= Edmund John Glynn =

Edmund John Glynn (1764–1840) was a soldier, landowner, politician, banker and High Sheriff of Cornwall in 1799.

==Early life==

Edmund John Glynn was the eldest child of John Glynn of Glynn, Cornwall and Susanna Margaret Oglander of the Isle of Wight. His father was a prominent lawyer in London and a leading supporter of John Wilkes. Edmund John Glynn joined the army as an Ensign in the 25th Regiment of Foot in 1780 and left in 1785, marrying Elizabeth Meux Worsley of the Isle of Wight in 1790. His wife died in 1797 leaving three surviving daughters from the marriage.

==Soldier and landowner==

Glynn either inherited or acquired an interest in large landed estates in Cornwall, Devon and the Isle of Wight and he set about re-establishing his family's presence at their ancestral home at Glynn in the parish of Cardinham near Bodmin. In 1793 he became a founder member and vice-president of the Cornwall Agricultural Society and subsequently sold land in Devon and bought properties around Bodmin to consolidate his estates there. By 1802 he had joined the Cornish militia as a major and second-in-command of the Royal Miners Regiment. From 1805 the regiment was permanently stationed in Kent where it was employed in building fortifications at Rochester, Chatham and Dover.
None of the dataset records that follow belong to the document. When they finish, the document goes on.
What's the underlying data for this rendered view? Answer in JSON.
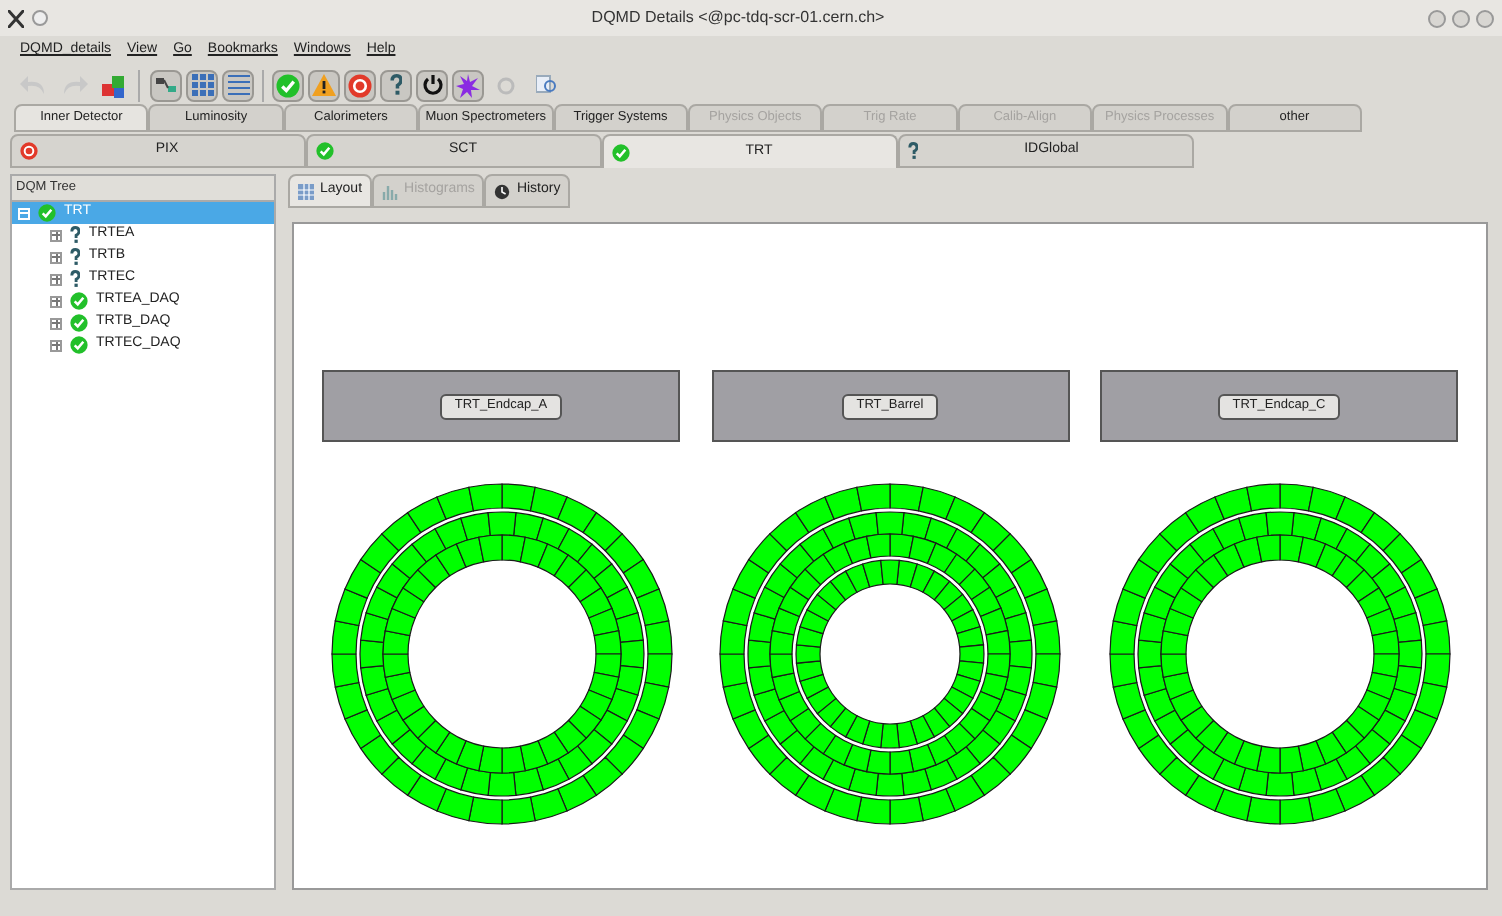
{
  "window": {
    "title": "DQMD Details <@pc-tdq-scr-01.cern.ch>"
  },
  "menu": [
    "DQMD_details",
    "View",
    "Go",
    "Bookmarks",
    "Windows",
    "Help"
  ],
  "categories": [
    {
      "label": "Inner Detector",
      "selected": true,
      "disabled": false
    },
    {
      "label": "Luminosity",
      "selected": false,
      "disabled": false
    },
    {
      "label": "Calorimeters",
      "selected": false,
      "disabled": false
    },
    {
      "label": "Muon Spectrometers",
      "selected": false,
      "disabled": false
    },
    {
      "label": "Trigger Systems",
      "selected": false,
      "disabled": false
    },
    {
      "label": "Physics Objects",
      "selected": false,
      "disabled": true
    },
    {
      "label": "Trig Rate",
      "selected": false,
      "disabled": true
    },
    {
      "label": "Calib-Align",
      "selected": false,
      "disabled": true
    },
    {
      "label": "Physics Processes",
      "selected": false,
      "disabled": true
    },
    {
      "label": "other",
      "selected": false,
      "disabled": false
    }
  ],
  "subsystems": [
    {
      "label": "PIX",
      "kind": "error",
      "selected": false
    },
    {
      "label": "SCT",
      "kind": "ok",
      "selected": false
    },
    {
      "label": "TRT",
      "kind": "ok",
      "selected": true
    },
    {
      "label": "IDGlobal",
      "kind": "unknown",
      "selected": false
    }
  ],
  "tree": {
    "header": "DQM Tree",
    "items": [
      {
        "label": "TRT",
        "kind": "ok",
        "expanded": true,
        "selected": true,
        "children": [
          {
            "label": "TRTEA",
            "kind": "unknown",
            "expanded": false,
            "selected": false
          },
          {
            "label": "TRTB",
            "kind": "unknown",
            "expanded": false,
            "selected": false
          },
          {
            "label": "TRTEC",
            "kind": "unknown",
            "expanded": false,
            "selected": false
          },
          {
            "label": "TRTEA_DAQ",
            "kind": "ok",
            "expanded": false,
            "selected": false
          },
          {
            "label": "TRTB_DAQ",
            "kind": "ok",
            "expanded": false,
            "selected": false
          },
          {
            "label": "TRTEC_DAQ",
            "kind": "ok",
            "expanded": false,
            "selected": false
          }
        ]
      }
    ]
  },
  "views": [
    {
      "label": "Layout",
      "selected": true,
      "disabled": false
    },
    {
      "label": "Histograms",
      "selected": false,
      "disabled": true
    },
    {
      "label": "History",
      "selected": false,
      "disabled": false
    }
  ],
  "detectors": [
    {
      "label": "TRT_Endcap_A",
      "kind": "endcap",
      "color": "#00ff00"
    },
    {
      "label": "TRT_Barrel",
      "kind": "barrel",
      "color": "#00ff00"
    },
    {
      "label": "TRT_Endcap_C",
      "kind": "endcap",
      "color": "#00ff00"
    }
  ]
}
Glynn was only able to return home on leave once a year and he left the reorganisation of his estates and the building of a new mansion at Glynn to his steward John Wallis, a Bodmin lawyer and banker. This arrangement ended in 1809 following a dispute and Glynn then gave up his commission in the militia and returned to Cornwall.

==Politician and banker==

On his return Glynn immediately became a leading member of a Cornish political party dedicated to stamping out political corruption and supporting the reform of parliament. He campaigned for the political principles of his father, promoting the rights of the individual against the state and the freedom of the press. In 1810 the party founded its own newspaper, The West Briton, and Glynn is thought to have been one of its original owners. He put his business affairs in the hands of Adam Thomson, a Scotsman who he had initially brought to Cornwall to manage the farms on the Glynn estate. In 1811 Glynn and Thomson were among the partners at the foundation of the North Cornwall Bank which had its main office at Bodmin. The bank served the local agricultural community and it encountered severe difficulties at the end of the Napoleonic Wars in 1815 when food prices and farm rents fell. By 1818 Glynn and Thomson were its only remaining active partners and while Glynn kept the bank in business by injecting his own money he left its management entirely to Thomson.

Thomson used the funds of the North Cornwall Bank to further his own business interests and his enemies deliberately undermined confidence in its banknotes. There was a run on the bank and it failed in 1819 leaving a large amount owing to its London agents. As a partner Glynn was liable for its debts and during the subsequent litigation he was committed to the King's Bench debtors' prison in January 1823. He was released shortly before being declared bankrupt in November that year. In 1826 it was estimated that he had liabilities of £110,000 including money owed to his daughters. The money raised from the eventual sale of his heavily mortgaged estates was insufficient to fully repay these debts.

==Later life==

Glynn's involvement in public life seems to have ceased after his bankruptcy and he died aged 77 at the London home of his daughter Frances Prideaux-Brune on 24 July 1840.